Thursday, February 19, 1920
What is the answer?
Herbert Hoover.
He is the Topsy of politics. He just growed.
The man and the hour have come.
We have tried our best to reason out the great wave that passed over and enveloped the country when his name was mentioned for the Presidency, and it seems that he has nothing to recommend him except his ability. It seems that he is one of those men who can take hold and do things. He lays off the work and thinks ahead and presently everything is running smoothly and the job is done. His is a quiet sort of efficiency…
The country must have sensed the inability of Congress to get anything done. That important branch of government jabbers like they belong to the monkey tribe, but they do not seem able to get anything done.
It became apparent that it would be a mistake to put a cultivated gentleman at the head of the government at a time that Congress was on a dead center…
There may be some truth in the complaint that Congress is manned by lawyers whose business it is to talk and to bewilder. They say that they do not mind having the lawyers represented in that body but they are getting most woefully tired of having nearly all of them lawyers.
What they want is a good executive.
That is a mouthful of a word, and we all know what it means better than we can tell it. It refers to a man that has to get work out of other men, thus a man may be a good workman and a poor executive. They, the men with executive faculties, are found in every walk of life, from mule driver to President. Hamilton was so impressed with the need of a vigorous executive as the head of the American government that he favored a plan by which the President was to hold office until impeached. That is, he was in for life unless he was fired by the powers of Congress. And when you think of it, that is exactly the way the term of office of a president of a great corporation is terminated.
Most of the great executives are running farms for it takes careful planning and good foresight to conduct a well regulated farm through the vicissitudes of the changing seasons. This is probably the reason that the farmer is the solid dependable foundation of a free government. For instance, we have known more farmers than any other class, but we have never seen a farmer who was the least bit tainted with Socialism…
But farmers do not stand in line for such a place as that of President of the United States…. They have no time to flit hither and yon, from one political convention to another, and go boozing around with the boys, and get known throughout the land.
The responsible nature of their engagements keeps them at home, and the farm functions and feeds the world…
REMEDY
The family physician prescribed the homely remedy of a pint of cider vinegar and a tablespoon full of cayenne pepper, sweetened to taste, as a possible preventative of the flu for a Marlinton man last week. It was to be taken in broken doses, but the patient thinking that enough was aplenty took the whole pint at one dose. The doctor was called back on the third day to break the sweat which had been continuous.

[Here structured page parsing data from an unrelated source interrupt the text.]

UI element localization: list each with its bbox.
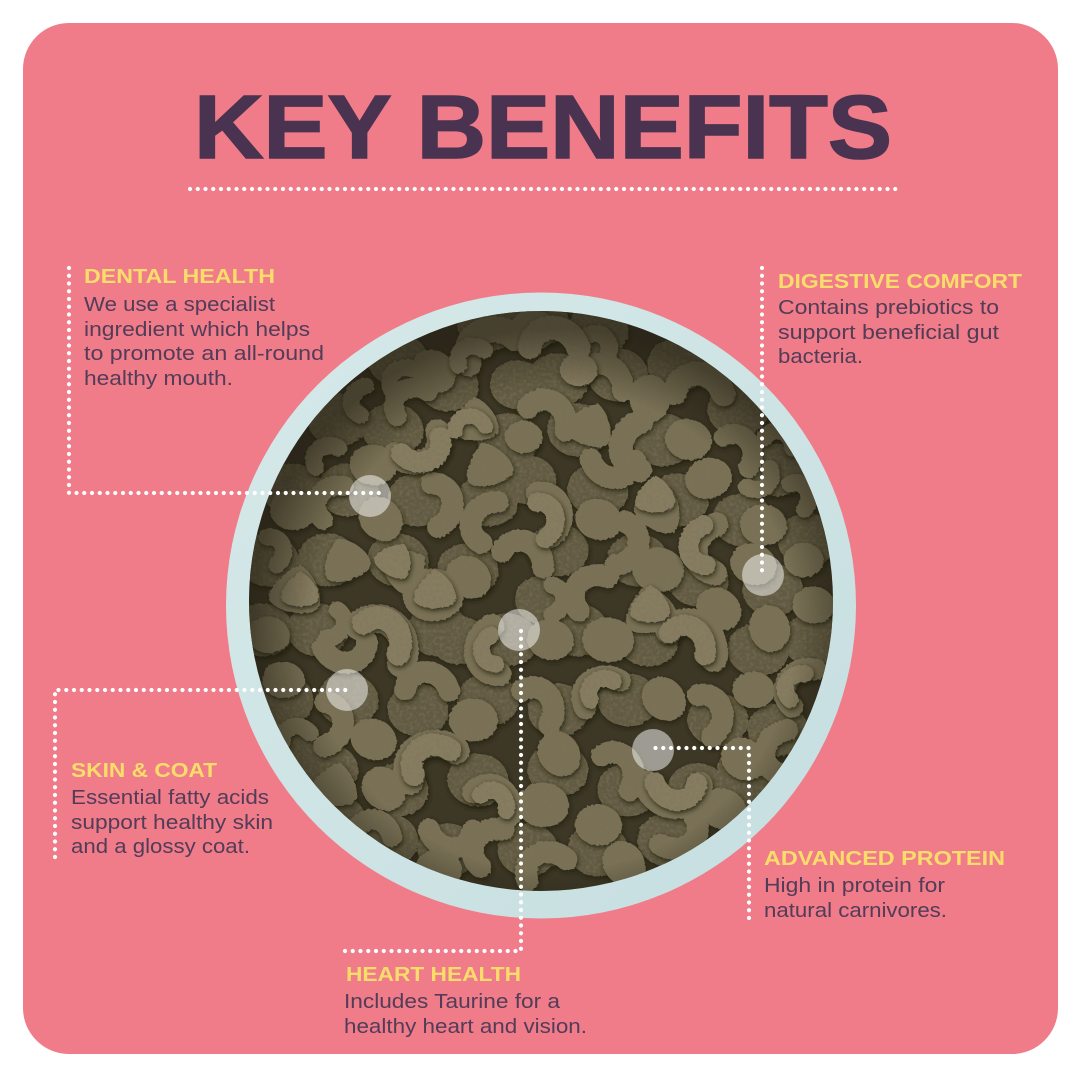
connector: advanced protein: [650, 748, 749, 918]
connector: skin and coat: [55, 690, 352, 857]
text block: advanced protein: [764, 848, 1005, 922]
text block: digestive comfort: [778, 271, 1022, 368]
text block: skin and coat: Essential fatty acids: [71, 787, 269, 809]
text block: dental health: DENTAL HEALTH: [84, 266, 275, 288]
text block: skin and coat: [71, 760, 273, 858]
text block: dental health: We use a specialist: [84, 294, 275, 316]
text block: heart health: [344, 964, 587, 1038]
connector: digestive comfort: [760, 268, 764, 575]
text block: heart health: HEART HEALTH: [346, 964, 521, 986]
text block: heart health: healthy heart and vision.: [344, 1016, 587, 1038]
marker: advanced protein: [632, 729, 674, 771]
text block: dental health: ingredient which helps: [84, 319, 310, 341]
text block: advanced protein: natural carnivores.: [764, 900, 947, 922]
connector: heart health: [345, 630, 521, 951]
text block: skin and coat: SKIN & COAT: [71, 760, 217, 782]
text block: advanced protein: ADVANCED PROTEIN: [764, 848, 1005, 870]
text block: advanced protein: High in protein for: [764, 875, 945, 897]
marker: skin and coat: [326, 669, 368, 711]
marker: digestive comfort: [742, 554, 784, 596]
text block: skin and coat: support healthy skin: [71, 812, 273, 834]
text block: skin and coat: and a glossy coat.: [71, 836, 250, 858]
text block: digestive comfort: DIGESTIVE COMFORT: [778, 271, 1022, 293]
text block: digestive comfort: bacteria.: [778, 346, 863, 368]
text block: dental health: to promote an all-round: [84, 343, 324, 365]
connector: dental health: [69, 268, 385, 493]
image: bowl of kibble: [226, 292, 856, 918]
marker: heart health: [498, 609, 540, 651]
text block: heart health: Includes Taurine for a: [344, 991, 561, 1013]
text block: dental health: [84, 266, 324, 390]
marker: dental health: [349, 475, 391, 517]
text block: digestive comfort: support beneficial gut: [778, 322, 999, 344]
text block: digestive comfort: Contains prebiotics to: [778, 297, 999, 319]
text block: dental health: healthy mouth.: [84, 368, 233, 390]
title: KEY BENEFITS: [194, 78, 892, 178]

The man feels that he is immune.
DIED
Rice King died at his home at Droop Siding Monday, February, 16, 1920, aged about 35 years, of pneumonia, following influenza. He is survived by his wife and their three children.
Elliott Houdyshell died Friday night, February 13, 1920, of pneumonia, following influenza and measles. He was the son of Irvine Houdyshell, who died last week, and his age was 18 years. Burial at Frost…
Miss Eula Hill, aged fifteen years, daughter of Mr. and Mrs. Alpheus W. Hill, died at her home at Marlinton Friday night, February 13, 1920, of pneumonia and influenza. Her father, mother and five sisters are all desperately sick with the same dread diseases. Burial in the family plot at Lobelia…
Mrs. Ridgeway, a nurse who came from Monroe county to attend Mrs. Bird, died at the home of Squire Uriah Bird last Friday, of heart disease following an attack of influenza. Her body was taken to her home near Union for burial.
Mrs. Hildreth Beverage Dever, wife of Earl Dever, died at her home in Akron, Ohio, February 15, 1920. Her body arrived here Wednesday and was taken to Knapps Creek for burial. She was a daughter of Squire Coe Beverage…
Mrs. Branch Beal died at her home at Longdale, Virginia, February 15, 1920, of influenza, aged about 68 years. Burial on Elk on Tuesday… She was a daughter of the late John Shelton.
Died, Mrs. G. E. Moore February 13, 1920, and G. E. Moore, February 14, 1920, at their home in Staunton, Virginia, of influenza. They are survived by two children ages three and five years… Mr. Moore was a section foreman on the C & O and a brother of A. S. and D. C. Moore, of Marlinton…
Miss Opal McComb died at her home at Huntersville Tuesday, February 17, 1920, of tuberculosis, aged about 23 years. She was the eldest daughter of Mr. and Mrs. Henry McComb…
Mrs. Rufus Louk died at her home on upper Camden avenue in Marlinton Tuesday, February 17, 1920, of influenza. She is survived by her husband and a number of children. Her body was taken to Linwood for burial.
Mrs. Lydia M. Hill, wife of Joel R. Hill, of Lobelia, died at the home of her son, Fred Hill, on the morning of January 29, 1920, after a lingering illness of more than a year’s duration of rheumatism and other complications. Burial in the Hill graveyard…
May God comfort all the bereaved ones.